The American Hospital Association (AHA) issued a statement responding to RAND's study Friday morning, stating that the findings "make broad claims about pricing based on a cherry-picked and limited data set."

"For example, the study again perpetuates erroneous suggestions that Medicare payments should be used as a benchmark for private insurers, in spite of Medicare reimbursing well below the cost of providing care," Tom Nickels, executive vice president of the AHA, said in a statement. "The authors also rely on research short-cuts.

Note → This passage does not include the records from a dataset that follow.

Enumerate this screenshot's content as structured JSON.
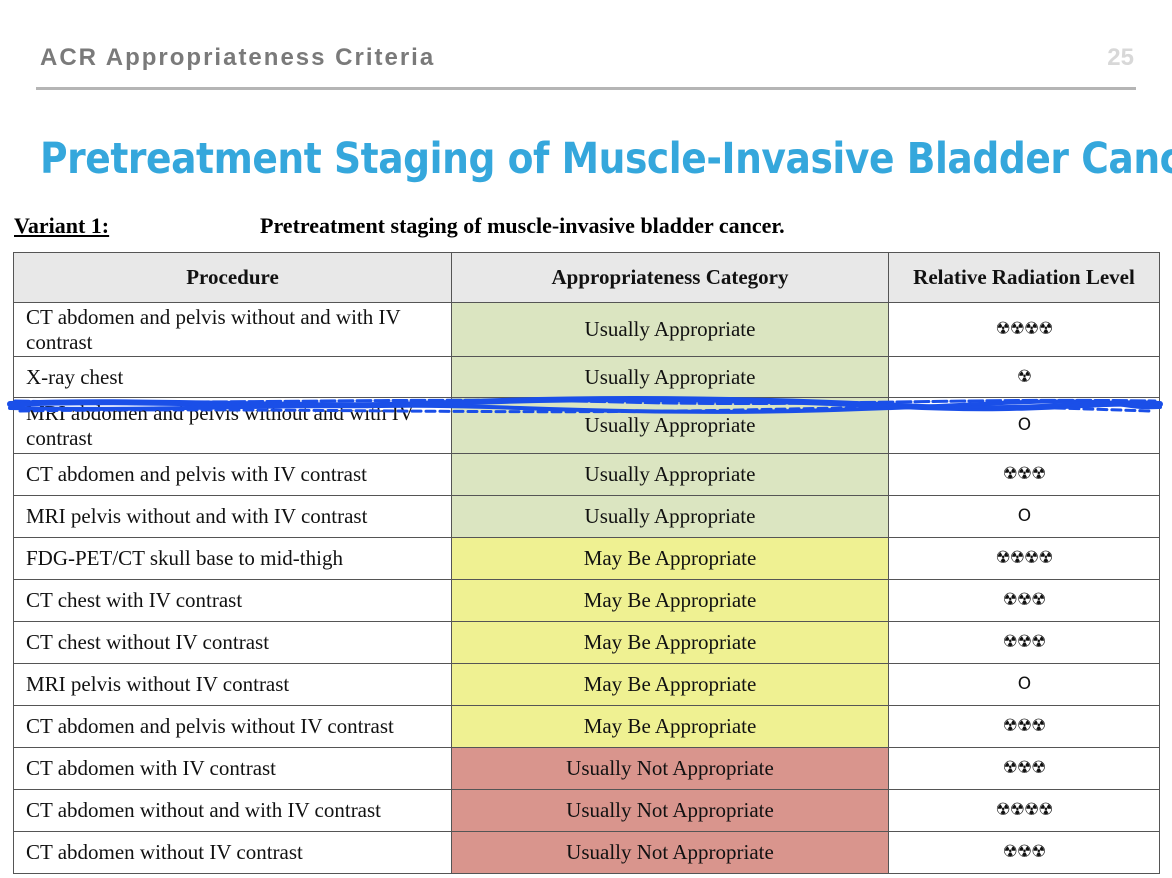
{
  "header": {
    "title": "ACR Appropriateness Criteria",
    "page_number": "25"
  },
  "title": "Pretreatment Staging of Muscle-Invasive Bladder Cancer",
  "variant": {
    "label": "Variant 1:",
    "description": "Pretreatment staging of muscle-invasive bladder cancer."
  },
  "table": {
    "headers": [
      "Procedure",
      "Appropriateness Category",
      "Relative Radiation Level"
    ],
    "rows": [
      {
        "procedure": "CT abdomen and pelvis without and with IV contrast",
        "category": "Usually Appropriate",
        "radiation": "☢☢☢☢"
      },
      {
        "procedure": "X-ray chest",
        "category": "Usually Appropriate",
        "radiation": "☢"
      },
      {
        "procedure": "MRI abdomen and pelvis without and with IV contrast",
        "category": "Usually Appropriate",
        "radiation": "O"
      },
      {
        "procedure": "CT abdomen and pelvis with IV contrast",
        "category": "Usually Appropriate",
        "radiation": "☢☢☢"
      },
      {
        "procedure": "MRI pelvis without and with IV contrast",
        "category": "Usually Appropriate",
        "radiation": "O"
      },
      {
        "procedure": "FDG-PET/CT skull base to mid-thigh",
        "category": "May Be Appropriate",
        "radiation": "☢☢☢☢"
      },
      {
        "procedure": "CT chest with IV contrast",
        "category": "May Be Appropriate",
        "radiation": "☢☢☢"
      },
      {
        "procedure": "CT chest without IV contrast",
        "category": "May Be Appropriate",
        "radiation": "☢☢☢"
      },
      {
        "procedure": "MRI pelvis without IV contrast",
        "category": "May Be Appropriate",
        "radiation": "O"
      },
      {
        "procedure": "CT abdomen and pelvis without IV contrast",
        "category": "May Be Appropriate",
        "radiation": "☢☢☢"
      },
      {
        "procedure": "CT abdomen with IV contrast",
        "category": "Usually Not Appropriate",
        "radiation": "☢☢☢"
      },
      {
        "procedure": "CT abdomen without and with IV contrast",
        "category": "Usually Not Appropriate",
        "radiation": "☢☢☢☢"
      },
      {
        "procedure": "CT abdomen without IV contrast",
        "category": "Usually Not Appropriate",
        "radiation": "☢☢☢"
      }
    ]
  },
  "colors": {
    "title": "#35a7dc",
    "usually_appropriate": "#dbe5c1",
    "may_be_appropriate": "#eff192",
    "usually_not_appropriate": "#d9958d",
    "scribble": "#1a4fe8"
  }
}
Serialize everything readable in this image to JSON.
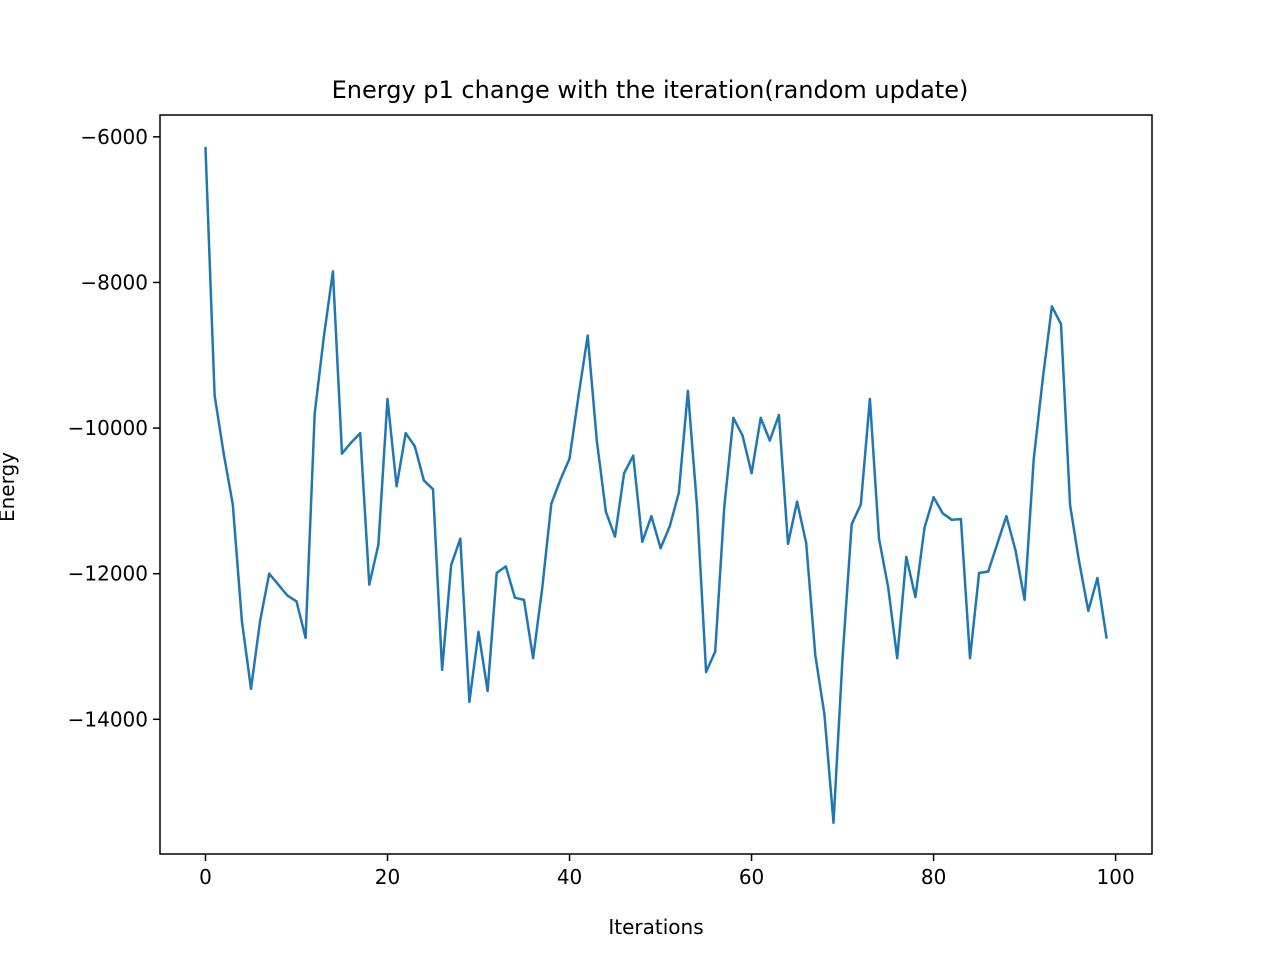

This includes a hand-picked sample of employers and insurers whose claims represent just 0.7% of inpatient admissions and 1.8% of outpatients visits over the study period, as well as measuring quality through Leapfrog data that may be old or imprecise."

Nickels added that arguing for a reduction in financial resources to hospitals amid the ongoing coronavirus disease 2019 (COVID-19) pandemic is "beyond reckless."

Related: Private Insurance Rates up to 2.5x Higher Than Medicare Rates

In addition to serving as an update to last year's findings, RAND 3.0 is the latest insight into what private insurers are paying provider organizations compared to Medicare rates. 

In early July, a brief published by the Kaiser Family Foundation (KFF) found that private insurance rates were up to 2.5 times higher than Medicare rates across 10 DRGs.

The KFF research indicated that private insurance rates "varied more widely" than Medicare rates and that the average private insurance rates for diagnoses related to COVID-19 rose up to 22% between 2014 to 2017.

Editor's note: This article has been updated to include commentary from the American Hospital Association.

Jack O'Brien is the Content Team Lead and Finance Editor at HealthLeaders, an HCPro brand.


KEY TAKEAWAYS

In 2016, private insurers and employers paid 224% more than what Medicare would have for hospital services, including professional and facility fees, while that difference increased to 230% in 2017.

In 2018, relative prices for hospital inpatient services were 231% of Medicare while relative prices for hospital outpatient services were 267% of Medicare.

"From the provider standpoint, I think if they're willing to go in that direction, there's certainly a receptive market of employers who are thinking more about prices and value," said Christopher Whaley, associate policy researcher at RAND Corporation.